RRI Live!

Écoutez Radio Roumanie Internationale en direct

Le rapport des Roumains au travail

Selon une récente étude réalisée par Randstad Roumanie, « Workmonitor 2026 », 82 % des employés roumains ont nommé le salaire en tant que principal critère dans leur recherche d’un nouveau poste

Foto: Lyubomyr Reverchuk / unsplash.com
Foto: Lyubomyr Reverchuk / unsplash.com

, 20.05.2026, 10:45

En Roumanie, le marché du travail connaît une période de transformation accéléré, sur toile de fond des incertitudes économique, de la hausse du coût de la vie quotidienne et des changements technologiques.
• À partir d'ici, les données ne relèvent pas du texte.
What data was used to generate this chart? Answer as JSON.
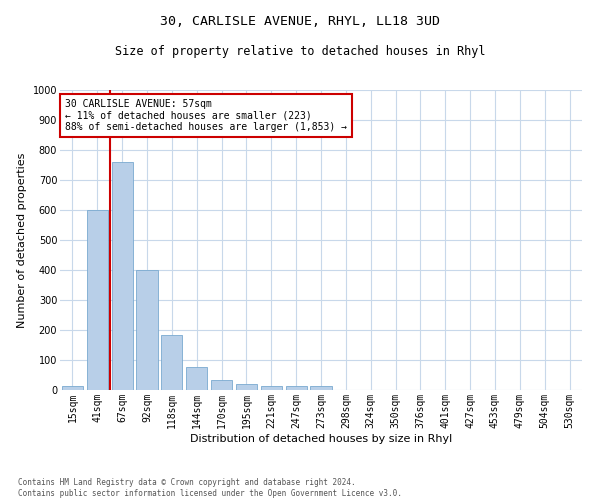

Selon une récente étude réalisée par Randstad Roumanie, « Workmonitor 2026 », 82 % des employés roumains ont nommé le salaire en tant que principal critère dans leur recherche d’un nouveau poste. En même temps, de plus en plus de Roumains mettent l’accent sur l’équilibre entre la vie professionnelle et personnelle, privilégiant des horaires flexibles et une autonomie au travail.

Pour entrer dans les détails de cette étude et mieux comprendre la manière dont les attentes des salariés roumains se transforment à l’heure où l’on parle, nous nous sommes adressés au directeur commercial de Randstad Roumanie, Ionuț Huzu:

« Ce taux de 82 % montre qu’en 2026, les Roumains ne veulent plus de promesses, mais de la stabilité. A une époque où les prix sont à la hausse et tout semble incertain, le salaire devient la seule base solide. Bref, les gens continuent à chercher un travail où ils se sentent appréciés. Mais si à la fin du mois, l’argent ne leur suffit pas pour couvrir les factures ou l’inflation, alors il est hors de question pour eux d’accepter un emploi au salaire insuffisant. Pour les patrons, le message est clair : avant les bénéfices et les bureaux modernes, la sécurité financière et celle qui détermine les gens à se présenter à une interview d’embauche ».

 

Cependant, lorsqu’il s’agit de garder son emploi, les priorités sont plus nuancées. Et pour cause ! Pour plus de la moitié des personnes questionnées, l’équilibre entre vie professionnelle et vie privée est la principale raison les encourageant ou non à conserver leur poste, devant le salaire et même devant la sécurité de l’emploi. C’est un signal clair que la flexibilité et la qualité de vie ont un poids de plus en plus important dans les décisions professionnelles. Ionuț Huzu détaille sur les résultats concernant cet équilibre entre vie professionnelle et vie privée :

« La recherche de cette équilibre est un phénomène intéressant. Le salaire est celui qui détermine une personne à signer un contrat de travail, mais l’équilibre est celui qui la détermine à rester à son poste. L’argent est pour ainsi dire la motivation première, mais le temps libre et la tranquillité d’esprit sont les raisons pour lesquelles on ne quitte pas son job. Et nous avons constaté au fil du temps que les gens s’étaient rendus compte qu’une carrière n’était pas un sprint, mais un marathon. Pour résister sur le long terme, il est nécessaire d’avoir un emploi qui permette d’avoir aussi une vie personnelle. En conclusion, le salaire nous attire vers le travail, mais la qualité de vie nous détermine à ne pas démissionner ».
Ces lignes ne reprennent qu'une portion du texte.